Previous Reading Groups

Mary Seacole, The Wonderful Adventures of Mary Seacole in Many Lands (1857)

Mary Seacole’s wonderful book is suitable for reading with literature students at school and university. She is a funny and fascinating character whose work in the Crimea has been somewhat recognised recently; however, her memoir remains marginalised in terms of nineteenth-century literature. 

Thomas Mofolo, Chaka (1925, 1931)

Largely regarded as the ‘first African contribution to world literature’, Lesotho writer Thomas Mofolo’s Chaka (1925, 1931) is at once an epic tragedy of hubris and a syncretic mix of Christian and Basotho beliefs. First published in Sesotho and then translated into English, the novel tells the story of legendary Zulu leader, king and emperor Chaka.

Begum Rokeya, ‘Sultana’s Dream’ (1905)

The short story ‘Sultana’s Dream’ (1905), by Bengali feminist writer Rokeya Sahkawat Hossain, is a classic first-wave feminist utopian text, weaving together a dream narrative of gender reversal, technological innovation, and anticolonial politics.

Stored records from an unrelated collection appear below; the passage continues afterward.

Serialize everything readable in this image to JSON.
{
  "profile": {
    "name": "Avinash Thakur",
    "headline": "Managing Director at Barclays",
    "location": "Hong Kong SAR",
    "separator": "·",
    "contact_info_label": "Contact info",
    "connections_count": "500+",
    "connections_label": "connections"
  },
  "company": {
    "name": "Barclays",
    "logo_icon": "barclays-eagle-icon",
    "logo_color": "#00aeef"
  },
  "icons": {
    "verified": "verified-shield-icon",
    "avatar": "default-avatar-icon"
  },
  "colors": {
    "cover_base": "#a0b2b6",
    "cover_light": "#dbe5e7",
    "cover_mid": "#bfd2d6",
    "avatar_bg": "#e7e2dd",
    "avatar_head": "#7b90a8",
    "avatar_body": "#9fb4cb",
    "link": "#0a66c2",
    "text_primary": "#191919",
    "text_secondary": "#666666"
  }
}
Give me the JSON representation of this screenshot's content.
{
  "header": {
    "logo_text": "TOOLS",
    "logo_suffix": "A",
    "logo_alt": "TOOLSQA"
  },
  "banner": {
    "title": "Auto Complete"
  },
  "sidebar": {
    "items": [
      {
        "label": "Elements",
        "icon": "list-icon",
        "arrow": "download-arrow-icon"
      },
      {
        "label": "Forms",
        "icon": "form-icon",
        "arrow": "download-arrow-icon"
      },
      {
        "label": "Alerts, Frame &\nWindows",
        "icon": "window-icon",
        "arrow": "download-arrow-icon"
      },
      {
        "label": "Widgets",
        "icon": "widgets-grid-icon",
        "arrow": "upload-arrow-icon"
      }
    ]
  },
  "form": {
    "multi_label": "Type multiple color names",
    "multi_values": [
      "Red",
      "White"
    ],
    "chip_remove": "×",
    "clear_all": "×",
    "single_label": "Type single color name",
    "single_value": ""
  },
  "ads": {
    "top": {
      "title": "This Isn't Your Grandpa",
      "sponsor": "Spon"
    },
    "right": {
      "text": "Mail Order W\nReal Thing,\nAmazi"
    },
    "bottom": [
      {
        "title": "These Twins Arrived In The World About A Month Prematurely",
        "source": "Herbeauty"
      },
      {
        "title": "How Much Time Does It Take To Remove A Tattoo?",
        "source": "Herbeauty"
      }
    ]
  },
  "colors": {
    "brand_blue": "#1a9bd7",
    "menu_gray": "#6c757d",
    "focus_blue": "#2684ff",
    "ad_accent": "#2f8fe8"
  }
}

Ham Mukasa, Uganda’s Katikiro in England (1904)

Originally written in Luganda, Uganda’s Katikiro in England (1904) records a journey made by Apolo Kagwa, the Katikiro (Prime Minister) of Buganda, and his secretary, Ham Mukasa, to attend the coronation of Edward VII. Praised by European travellers as the ‘pearl of Africa’, by 1894 the Kingdom of Buganda had become a client state within the new British Protectorate of Uganda.